Ciencia argentina

La Argentina suma refuerzos para enfrentar al hantavirus

Con 27 fallecidos y una letalidad de 31,4% en la temporada 2025/2026, el hantavirus vuelve a ganar importancia en la Argentina, reactivando la urgencia por fortalecer la investigación científica y la respuesta sanitaria

18 de Marzo de 2026

De acuerdo con el último Boletín Epidemiológico Nacional citado por la Agencia CyTA-Leloir, en lo que va de la temporada 2025/2026 ya se notificaron 27 fallecidos por hantavirus. Con esta cifra la letalidad escaló al 31,4%, el nivel más alto desde el brote registrado en Epuyén, Chubut, en 2018. 

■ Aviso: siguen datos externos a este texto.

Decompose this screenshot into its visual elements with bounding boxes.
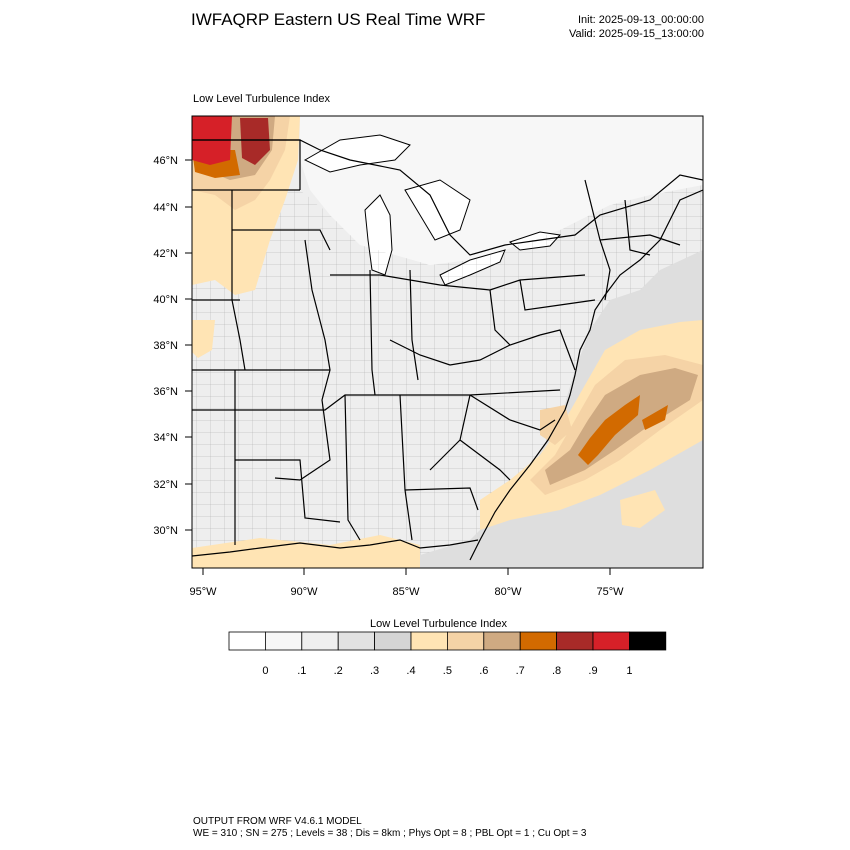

Tras ocho años de trabajo en el Albert Einstein College of Medicine de Nueva York, la investigadora argentina María Eugenia Dieterle regresó al país para dirigir el Laboratorio de Virus Emergentes de la Fundación Instituto Leloir. Desde allí la bióloga buscará avanzar en nuevas herramientas de diagnóstico y terapias contra este virus. 

Fuente: Fundación Instituto Leloir.

Fuente: Fundación Instituto Leloir.

Los objetivos de la investigación 

La investigadora enfocará sus esfuerzos en comprender mejor los mecanismos con los que estos virus infectan las células. Ese conocimiento es clave en enfermedades emergentes, ya que apunta a traducirse en desarrollos concretos. Entre sus objetivos figura la creación de una plataforma para producir anticuerpos monoclonales a partir del suero de pacientes convalecientes, con potencial aplicación no solo en hantavirus sino también en otros patógenos regionales, como el virus Junín y el Oropouche. 

La propia Dieterle resumió la urgencia del momento y habló del "aumento de los contagios" y de la mayor letalidad registrada este año, para subrayar que el hantavirus exige más atención científica y sanitaria. En este escenario, la enfermedad volvió a tener impacto nacional y la investigación básica aparece como un eslabón indispensable para anticiparse a nuevos brotes. 

Antecedentes en investigación

Durante su paso por Estados Unidos María Eugenia Dieterle integró el grupo del virólogo Kartik Chandran, dedicado al estudio de los bunyavirus, la familia más grande de virus de ARN, a la que pertenece el hantavirus. En ese marco, participó de investigaciones centradas en las estructuras de superficie que permiten al virus ingresar en las células e iniciar la infección. 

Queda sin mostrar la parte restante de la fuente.